Dans un contexte où la sécurité routière constitue un défi majeur dans plusieurs villes du pays, la ville d’Oyo dans le département de la Cuvette (nord) se distingue comme un modèle remarquable de discipline et d’organisation dans le secteur du transport urbain, notamment celui des taxis motos.


Au bord de l’Alima, la règle n’est pas une simple recommandation : elle est respectée. Chaque taxi moto circule avec deux casques obligatoires — l’un pour le conducteur, l’autre pour le passager. Une pratique qui, ailleurs, reste encore trop souvent négligée. À Oyo, cette exigence est devenue une norme intégrée dans les habitudes quotidiennes.

Autre signe de rigueur : chaque moto dispose d’une plaque d’immatriculation visible et d’un gilet fluorescent porté par le conducteur.

Ces éléments renforcent non seulement la sécurité, mais aussi la traçabilité et l’ordre dans la circulation urbaine.

Plus impressionnant encore, aucun taxi moto ne transporte plusieurs passagers à la fois. Cette règle, pourtant simple, est strictement observée. Elle témoigne d’une véritable culture de responsabilité et d’un respect scrupuleux du code de la route.
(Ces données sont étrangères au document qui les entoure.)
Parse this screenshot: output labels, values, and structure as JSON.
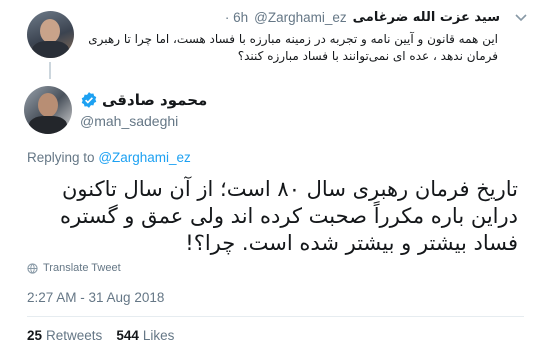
{
  "parent_tweet": {
    "name": "سید عزت الله ضرغامی",
    "handle": "@Zarghami_ez",
    "time": "· 6h",
    "text": "این همه قانون و آیین نامه و تجربه در زمینه مبارزه با فساد هست، اما چرا تا رهبری فرمان ندهد ، عده ای نمی‌توانند با فساد مبارزه کنند؟"
  },
  "tweet": {
    "author_name": "محمود صادقی",
    "author_handle": "@mah_sadeghi",
    "replying_prefix": "Replying to",
    "replying_to": "@Zarghami_ez",
    "text": "تاریخ فرمان رهبری سال ۸۰ است؛ از آن سال تاکنون دراین باره مکرراً صحبت کرده اند ولی عمق و گستره فساد بیشتر و بیشتر شده است. چرا؟!",
    "translate_label": "Translate Tweet",
    "timestamp": "2:27 AM - 31 Aug 2018",
    "retweets_count": "25",
    "retweets_label": "Retweets",
    "likes_count": "544",
    "likes_label": "Likes"
  },
  "colors": {
    "accent": "#1da1f2",
    "secondary_text": "#657786",
    "primary_text": "#14171a"
  },
  "icons": [
    "chevron-down-icon",
    "verified-icon",
    "globe-icon"
  ]
}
Dans les rues d’Oyo, la circulation est plus fluide, les comportements plus responsables et les risques d’accidents considérablement réduits.
Cette discipline collective démontre qu’avec de la volonté, de l’organisation et une sensibilisation efficace, il est possible de transformer durablement les pratiques.
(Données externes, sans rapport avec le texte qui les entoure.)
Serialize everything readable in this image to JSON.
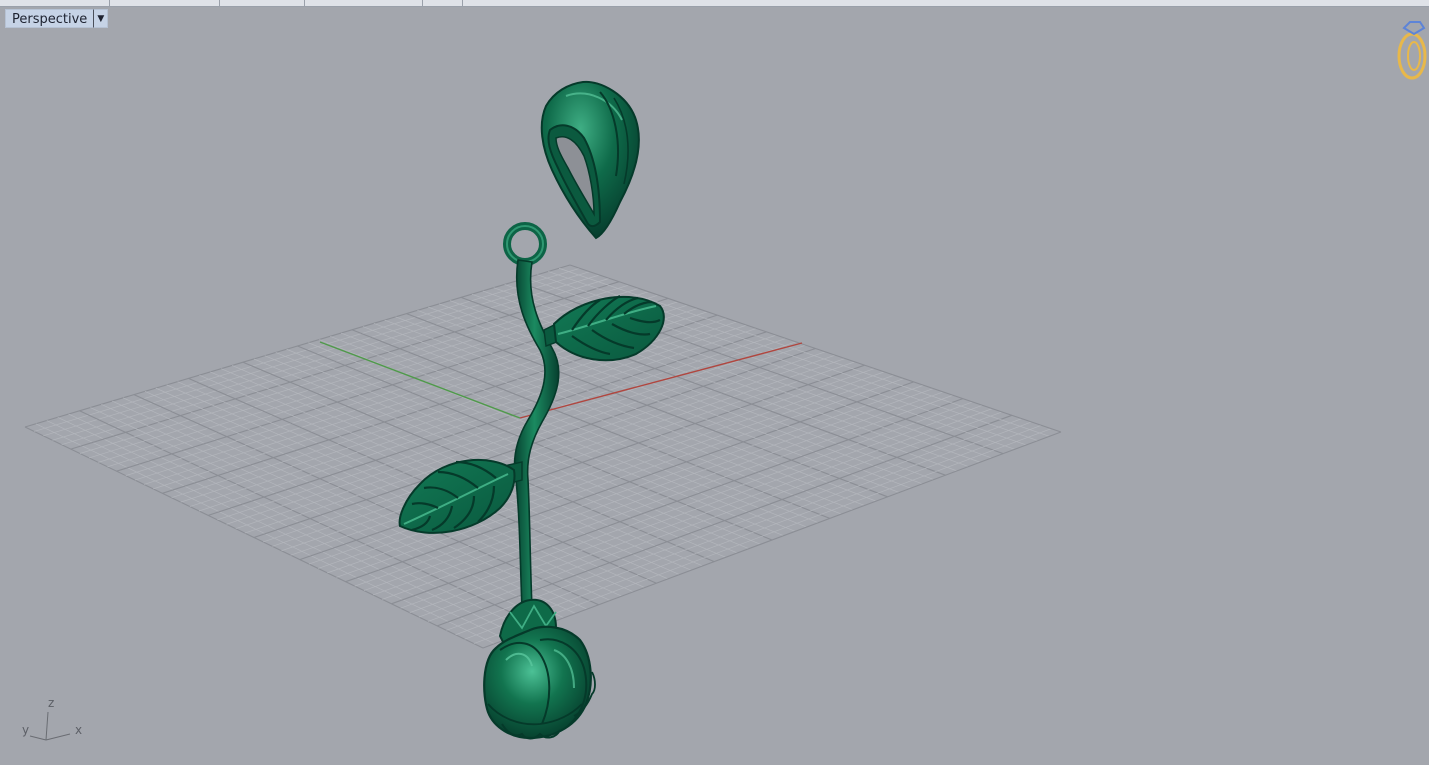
{
  "viewport": {
    "title": "Perspective",
    "menu_icon": "triangle-down-icon"
  },
  "axis_widget": {
    "z": "z",
    "y": "y",
    "x": "x"
  },
  "icons": {
    "ring_logo": "ring-logo-icon"
  },
  "colors": {
    "background": "#a3a6ad",
    "grid_minor": "#b3b6bc",
    "grid_major": "#8b8e95",
    "x_axis": "#b0463f",
    "y_axis": "#4f9a4a",
    "model": "#0f6b4a",
    "model_highlight": "#3fae84",
    "model_shadow": "#074331",
    "header_bg": "#c6d3e6",
    "logo_gold": "#e8b84a",
    "logo_gem": "#5d84d8"
  }
}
Comme le confie un habitant de la ville : « À Oyo, monter sur une moto, c’est monter en sécurité. Ici, le casque et le respect des règles font partie du trajet. »
Cette expérience fait d’Oyo un véritable laboratoire de bonnes pratiques pour l’ensemble du Congo. Elle prouve qu’une ville peut instaurer une culture de sécurité routière solide lorsque autorités, conducteurs et citoyens avancent dans la même direction.

Plus qu’un simple exemple, Oyo devient ainsi une source d’inspiration nationale : la preuve qu’une route disciplinée est une route qui protège la vie.